My brief mention of a business meeting in Seattle in May the following year referred to one I attended at the offices of Amazon.com. I remember being horrified by the price of my first class plane ticket (which someone else booked and paid for), about US$1600. I saw some of the legendary door-desks, which was pretty cool. I also remember the beginning of the meeting, where everyone (as if at a signal) took out their business cards and set them in a neat pile on the table in front of them. I was the only one with no business cards, having opted not to bring my cheapo perforated-edge homemade cards (plus I didn't have a lot of warning about the Seattle trip). There were a lot of things like the ritualistic displaying of business cards at the beginning of the meeting, unspoken rules of the corporate world with which I was completely unfamiliar. The whole Seattle visit was somewhat of a blur to me, mainly because a favourite aunt had died on the day I left; I found out while waiting in the airport after checking in :-(.

More on my dot-com adventures at a future date. My Dad just arrived, so I'd better finish this up...


Sara trying to blow bubbles


Sara laughing


News/Updates

Jeff and I saw L.A. Confidential last night and both loved it (with some reservations about the ending).

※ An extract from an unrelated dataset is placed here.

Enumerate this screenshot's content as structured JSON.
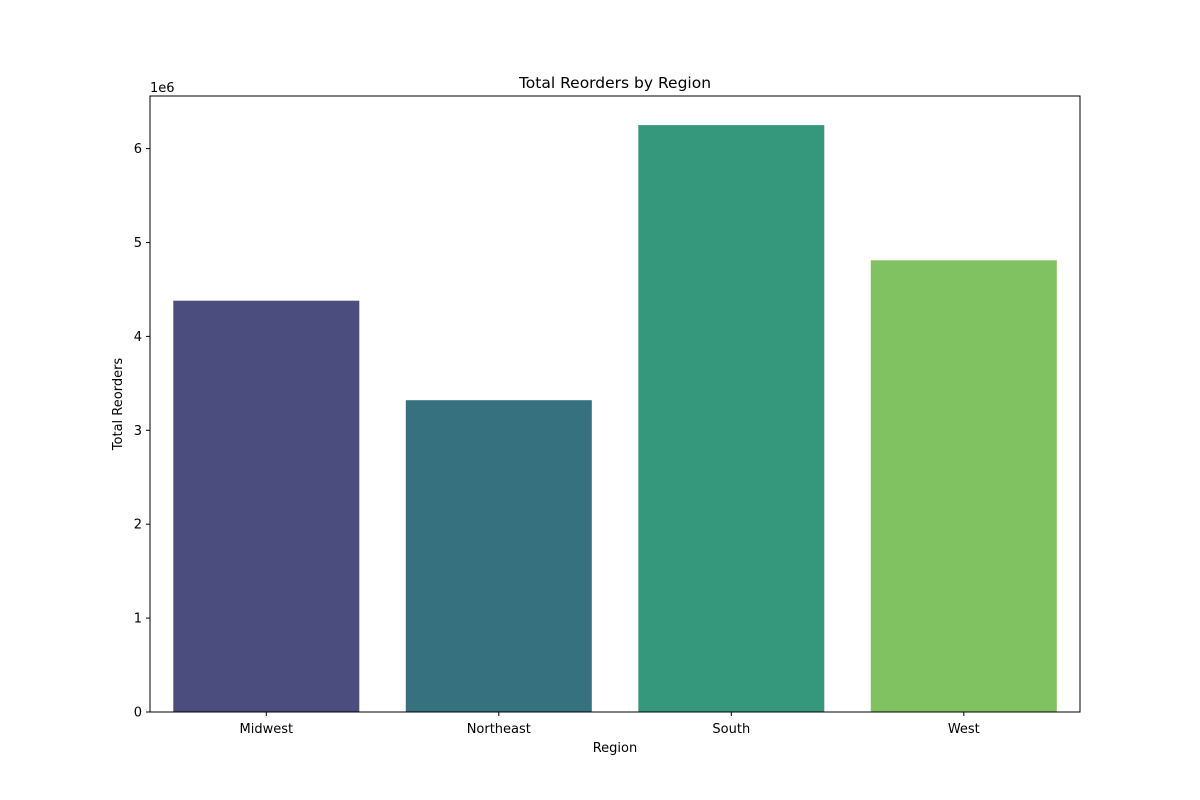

Fox is going to air the new 2 1/2 minute trailer for Episode II: Attack of the Clones on March 10th between 8:30-10 pm EST. Source: USA Today. Hopefully it will be better than the last trailer, and show more of Ewan McGregor.






Today's Blatherpics:









Sara and Annie playing Barbies with their cousins Taavo and Markus. It was pretty funny contrasting how the boys' Barbie play differs from Sara's and Annie's. More on this in an upcoming Blathering (I started writing about it here but it got way too long :-)).



Sara practising blowing bubbles in front of the mirror.



More of Sara practising blowing bubbles in front of the mirror.